Art & Art History
Deposit
Gallery 400
400 South Peoria Street, Chicago, IL 60607
Byron Kim
Deposit is a participant-activated project during Byron Kim’s residency at Gallery 400. For this project, the public is asked to bring in a personal belonging to symbolically cast away over the top of the gallery wall via a tracked ladder. The wall stands three feet away from a bank of windows, which are visible from the street. Throughout the course of the exhibition, objects will accumulate arbitrarily, engaging the private and the public in a mutual process of art making that extends beyond the physical artifacts to include sound. Contributors additionally have the opportunity to describe the significance of the objects they deposit. Audio recordings of their words and voices will be catalogued as a continuous narrative that is projected into the gallery through speakers installed in the wall—a sound tapestry woven into the site that contributes an additional layer of meaning. As the exhibition continues, and materials accumulate, the results will increasingly collapse the gallery’s separate identities, blurring the boundaries between the makers and the receivers of art.

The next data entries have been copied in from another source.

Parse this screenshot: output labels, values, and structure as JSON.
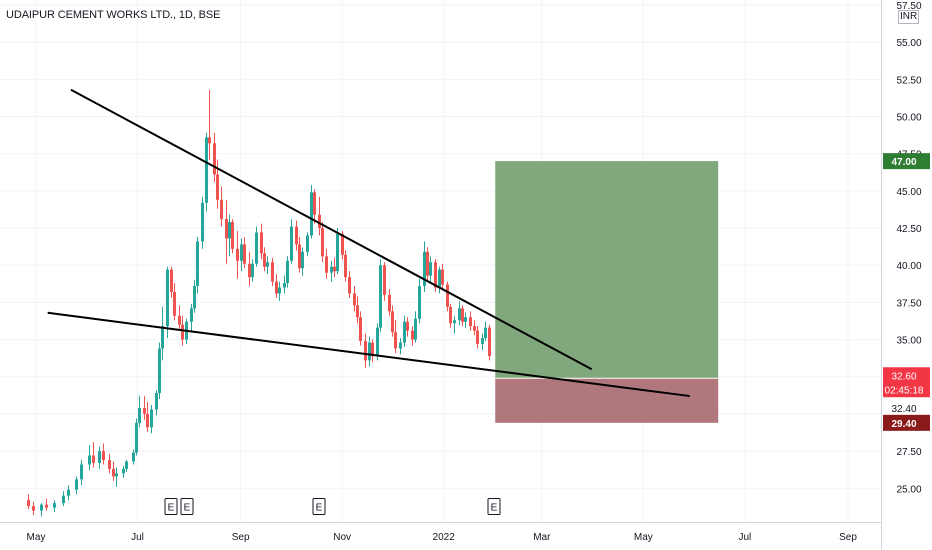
{
  "header": {
    "title": "UDAIPUR CEMENT WORKS LTD., 1D, BSE",
    "currency": "INR"
  },
  "price_labels": {
    "target": "47.00",
    "last": "32.60",
    "countdown": "02:45:18",
    "entry": "32.40",
    "stop": "29.40"
  },
  "colors": {
    "up": "#26a69a",
    "down": "#ef5350",
    "background": "#ffffff",
    "grid": "#f0f3fa",
    "target_zone": "#81a77d",
    "stop_zone": "#b0787c",
    "trendline": "#000000",
    "last_price": "#f23645",
    "target_label": "#2e7d32",
    "stop_label": "#8b1a1a"
  },
  "chart_data": {
    "type": "candlestick",
    "title": "UDAIPUR CEMENT WORKS LTD., 1D, BSE",
    "ylim": [
      23.0,
      57.5
    ],
    "y_ticks": [
      "25.00",
      "27.50",
      "30.00",
      "32.50",
      "35.00",
      "37.50",
      "40.00",
      "42.50",
      "45.00",
      "47.50",
      "50.00",
      "52.50",
      "55.00",
      "57.50"
    ],
    "x_ticks": [
      "May",
      "Jul",
      "Sep",
      "Nov",
      "2022",
      "Mar",
      "May",
      "Jul",
      "Sep"
    ],
    "earnings_markers": [
      "E",
      "E",
      "E",
      "E"
    ],
    "grid": true,
    "candles": [
      [
        "2021-04-26",
        24.2,
        24.6,
        23.6,
        23.8
      ],
      [
        "2021-04-29",
        23.8,
        24.1,
        23.2,
        23.5
      ],
      [
        "2021-05-04",
        23.5,
        24.0,
        23.1,
        23.9
      ],
      [
        "2021-05-07",
        23.9,
        24.3,
        23.5,
        23.7
      ],
      [
        "2021-05-12",
        23.7,
        24.2,
        23.4,
        24.0
      ],
      [
        "2021-05-17",
        24.0,
        24.8,
        23.8,
        24.5
      ],
      [
        "2021-05-20",
        24.5,
        25.2,
        24.2,
        24.9
      ],
      [
        "2021-05-25",
        24.9,
        25.8,
        24.6,
        25.6
      ],
      [
        "2021-05-28",
        25.6,
        26.9,
        25.2,
        26.6
      ],
      [
        "2021-06-02",
        26.6,
        27.9,
        26.2,
        27.2
      ],
      [
        "2021-06-04",
        27.2,
        28.1,
        26.4,
        26.7
      ],
      [
        "2021-06-08",
        26.7,
        27.8,
        26.3,
        27.5
      ],
      [
        "2021-06-10",
        27.5,
        28.0,
        26.6,
        26.9
      ],
      [
        "2021-06-14",
        26.9,
        27.3,
        26.0,
        26.3
      ],
      [
        "2021-06-16",
        26.3,
        26.8,
        25.5,
        25.8
      ],
      [
        "2021-06-18",
        25.8,
        26.4,
        25.1,
        26.0
      ],
      [
        "2021-06-22",
        26.0,
        26.5,
        25.7,
        26.3
      ],
      [
        "2021-06-24",
        26.3,
        26.9,
        26.1,
        26.8
      ],
      [
        "2021-06-28",
        26.8,
        27.6,
        26.6,
        27.4
      ],
      [
        "2021-06-30",
        27.4,
        29.7,
        27.2,
        29.4
      ],
      [
        "2021-07-02",
        29.4,
        31.2,
        29.1,
        30.4
      ],
      [
        "2021-07-05",
        30.4,
        31.2,
        29.6,
        30.0
      ],
      [
        "2021-07-07",
        30.0,
        30.8,
        28.8,
        29.1
      ],
      [
        "2021-07-09",
        29.1,
        30.6,
        28.7,
        30.3
      ],
      [
        "2021-07-12",
        30.3,
        31.6,
        29.9,
        31.4
      ],
      [
        "2021-07-14",
        31.4,
        34.8,
        31.0,
        34.4
      ],
      [
        "2021-07-16",
        34.4,
        37.2,
        33.6,
        35.9
      ],
      [
        "2021-07-19",
        35.9,
        39.9,
        35.1,
        39.7
      ],
      [
        "2021-07-21",
        39.7,
        39.9,
        37.8,
        38.2
      ],
      [
        "2021-07-23",
        38.2,
        38.8,
        36.3,
        36.6
      ],
      [
        "2021-07-26",
        36.6,
        37.3,
        35.7,
        36.0
      ],
      [
        "2021-07-28",
        36.0,
        36.6,
        34.6,
        35.0
      ],
      [
        "2021-07-30",
        35.0,
        36.4,
        34.7,
        36.2
      ],
      [
        "2021-08-02",
        36.2,
        37.4,
        35.6,
        37.1
      ],
      [
        "2021-08-04",
        37.1,
        39.0,
        36.8,
        38.6
      ],
      [
        "2021-08-06",
        38.6,
        41.9,
        38.1,
        41.6
      ],
      [
        "2021-08-09",
        41.6,
        44.6,
        41.1,
        44.2
      ],
      [
        "2021-08-11",
        44.2,
        48.9,
        43.6,
        48.6
      ],
      [
        "2021-08-13",
        48.6,
        51.8,
        47.1,
        48.2
      ],
      [
        "2021-08-16",
        48.2,
        48.9,
        45.6,
        46.1
      ],
      [
        "2021-08-18",
        46.1,
        47.1,
        43.8,
        44.4
      ],
      [
        "2021-08-20",
        44.4,
        45.3,
        42.6,
        43.1
      ],
      [
        "2021-08-23",
        43.1,
        44.4,
        40.1,
        41.8
      ],
      [
        "2021-08-25",
        41.8,
        43.4,
        40.6,
        42.9
      ],
      [
        "2021-08-27",
        42.9,
        43.1,
        40.8,
        41.1
      ],
      [
        "2021-08-30",
        41.1,
        42.3,
        39.1,
        40.3
      ],
      [
        "2021-09-01",
        40.3,
        41.8,
        39.6,
        41.4
      ],
      [
        "2021-09-03",
        41.4,
        41.9,
        39.8,
        40.1
      ],
      [
        "2021-09-06",
        40.1,
        40.9,
        38.6,
        39.2
      ],
      [
        "2021-09-08",
        39.2,
        40.4,
        38.9,
        40.1
      ],
      [
        "2021-09-10",
        40.1,
        42.6,
        39.9,
        42.2
      ],
      [
        "2021-09-13",
        42.2,
        42.8,
        40.4,
        40.8
      ],
      [
        "2021-09-15",
        40.8,
        41.2,
        39.6,
        39.9
      ],
      [
        "2021-09-17",
        39.9,
        40.6,
        39.4,
        40.2
      ],
      [
        "2021-09-20",
        40.2,
        40.5,
        38.6,
        38.9
      ],
      [
        "2021-09-22",
        38.9,
        39.4,
        37.8,
        38.1
      ],
      [
        "2021-09-24",
        38.1,
        38.9,
        37.6,
        38.5
      ],
      [
        "2021-09-27",
        38.5,
        39.3,
        38.1,
        38.8
      ],
      [
        "2021-09-29",
        38.8,
        40.6,
        38.5,
        40.3
      ],
      [
        "2021-10-01",
        40.3,
        43.1,
        40.1,
        42.6
      ],
      [
        "2021-10-04",
        42.6,
        43.0,
        41.0,
        41.4
      ],
      [
        "2021-10-06",
        41.4,
        41.9,
        39.5,
        39.8
      ],
      [
        "2021-10-08",
        39.8,
        41.2,
        39.3,
        40.9
      ],
      [
        "2021-10-11",
        40.9,
        42.2,
        40.6,
        42.0
      ],
      [
        "2021-10-13",
        42.0,
        45.4,
        41.8,
        44.9
      ],
      [
        "2021-10-15",
        44.9,
        45.1,
        42.8,
        43.4
      ],
      [
        "2021-10-18",
        43.4,
        44.6,
        42.0,
        42.5
      ],
      [
        "2021-10-20",
        42.5,
        42.9,
        40.2,
        40.6
      ],
      [
        "2021-10-22",
        40.6,
        41.1,
        39.1,
        39.5
      ],
      [
        "2021-10-25",
        39.5,
        40.3,
        38.9,
        39.9
      ],
      [
        "2021-10-27",
        39.9,
        40.5,
        39.2,
        39.6
      ],
      [
        "2021-10-29",
        39.6,
        42.5,
        39.4,
        42.1
      ],
      [
        "2021-11-01",
        42.1,
        42.3,
        40.4,
        40.7
      ],
      [
        "2021-11-03",
        40.7,
        41.0,
        38.9,
        39.2
      ],
      [
        "2021-11-05",
        39.2,
        39.6,
        37.8,
        38.1
      ],
      [
        "2021-11-08",
        38.1,
        38.6,
        36.9,
        37.3
      ],
      [
        "2021-11-10",
        37.3,
        37.9,
        36.1,
        36.5
      ],
      [
        "2021-11-12",
        36.5,
        36.9,
        34.6,
        34.9
      ],
      [
        "2021-11-15",
        34.9,
        35.4,
        33.1,
        33.6
      ],
      [
        "2021-11-17",
        33.6,
        35.2,
        33.2,
        34.8
      ],
      [
        "2021-11-19",
        34.8,
        35.0,
        33.5,
        33.9
      ],
      [
        "2021-11-22",
        33.9,
        36.1,
        33.6,
        35.8
      ],
      [
        "2021-11-24",
        35.8,
        40.4,
        35.5,
        40.0
      ],
      [
        "2021-11-26",
        40.0,
        40.2,
        37.6,
        38.0
      ],
      [
        "2021-11-29",
        38.0,
        38.4,
        36.6,
        36.9
      ],
      [
        "2021-12-01",
        36.9,
        37.3,
        35.2,
        35.5
      ],
      [
        "2021-12-03",
        35.5,
        36.3,
        34.1,
        34.4
      ],
      [
        "2021-12-06",
        34.4,
        35.1,
        34.0,
        34.8
      ],
      [
        "2021-12-08",
        34.8,
        36.6,
        34.5,
        36.2
      ],
      [
        "2021-12-10",
        36.2,
        36.5,
        35.2,
        35.6
      ],
      [
        "2021-12-13",
        35.6,
        35.9,
        34.6,
        35.0
      ],
      [
        "2021-12-15",
        35.0,
        36.9,
        34.8,
        36.4
      ],
      [
        "2021-12-17",
        36.4,
        39.1,
        36.1,
        38.6
      ],
      [
        "2021-12-20",
        38.6,
        41.6,
        38.2,
        40.9
      ],
      [
        "2021-12-22",
        40.9,
        41.2,
        38.9,
        39.3
      ],
      [
        "2021-12-24",
        39.3,
        40.6,
        38.8,
        40.2
      ],
      [
        "2021-12-27",
        40.2,
        40.4,
        38.2,
        38.5
      ],
      [
        "2021-12-29",
        38.5,
        39.9,
        38.1,
        39.7
      ],
      [
        "2021-12-31",
        39.7,
        40.1,
        38.4,
        38.7
      ],
      [
        "2022-01-03",
        38.7,
        38.9,
        36.9,
        37.2
      ],
      [
        "2022-01-05",
        37.2,
        37.4,
        35.8,
        36.1
      ],
      [
        "2022-01-07",
        36.1,
        36.6,
        35.4,
        36.3
      ],
      [
        "2022-01-10",
        36.3,
        37.6,
        36.0,
        37.1
      ],
      [
        "2022-01-12",
        37.1,
        37.3,
        35.9,
        36.2
      ],
      [
        "2022-01-14",
        36.2,
        36.8,
        35.8,
        36.5
      ],
      [
        "2022-01-17",
        36.5,
        36.9,
        35.6,
        35.9
      ],
      [
        "2022-01-19",
        35.9,
        36.3,
        35.3,
        35.6
      ],
      [
        "2022-01-21",
        35.6,
        35.9,
        34.4,
        34.7
      ],
      [
        "2022-01-24",
        34.7,
        35.4,
        34.3,
        35.1
      ],
      [
        "2022-01-26",
        35.1,
        36.2,
        34.9,
        35.8
      ],
      [
        "2022-01-28",
        35.8,
        36.0,
        33.6,
        33.9
      ]
    ],
    "trendlines": [
      {
        "name": "upper",
        "start": [
          "2021-05-22",
          51.8
        ],
        "end": [
          "2022-03-31",
          33.0
        ]
      },
      {
        "name": "lower",
        "start": [
          "2021-05-08",
          36.8
        ],
        "end": [
          "2022-05-29",
          31.2
        ]
      }
    ],
    "position": {
      "type": "long",
      "start": "2022-02-01",
      "end": "2022-06-15",
      "entry": 32.4,
      "target": 47.0,
      "stop": 29.4
    },
    "last_price": 32.6
  }
}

Students, faculty, visitors, art patrons, supervising artists, and facilitating artists drawn from the university and city community: all are invited to participate in the collaboration, resulting in the accretion of a collective memory manifested in physical form. This physicality—a product of singular gestures of release and relinquishment—remains hidden behind the gallery’s walls and visible from the street through windows, situating the viewer both inside and outside of the gallery. Full of playful inversions and blurred boundaries, Deposit works to complicate the relationship of public and private, galleries and communities, and creators and receivers of art.
Deposit is the second in the “Projects Series” of artist-in-residence collaborations that serve as a social and cultural bridge into the community. The series stems from relationships and resources sustained between students from UIC’s School of Art and Design and visiting artists.
Complementing its traditional role as exhibition and program venue, Gallery 400 is dedicated to partnerships with communities in pursuit of programming initiatives to expand and reframe the history, definition, and application of the arts.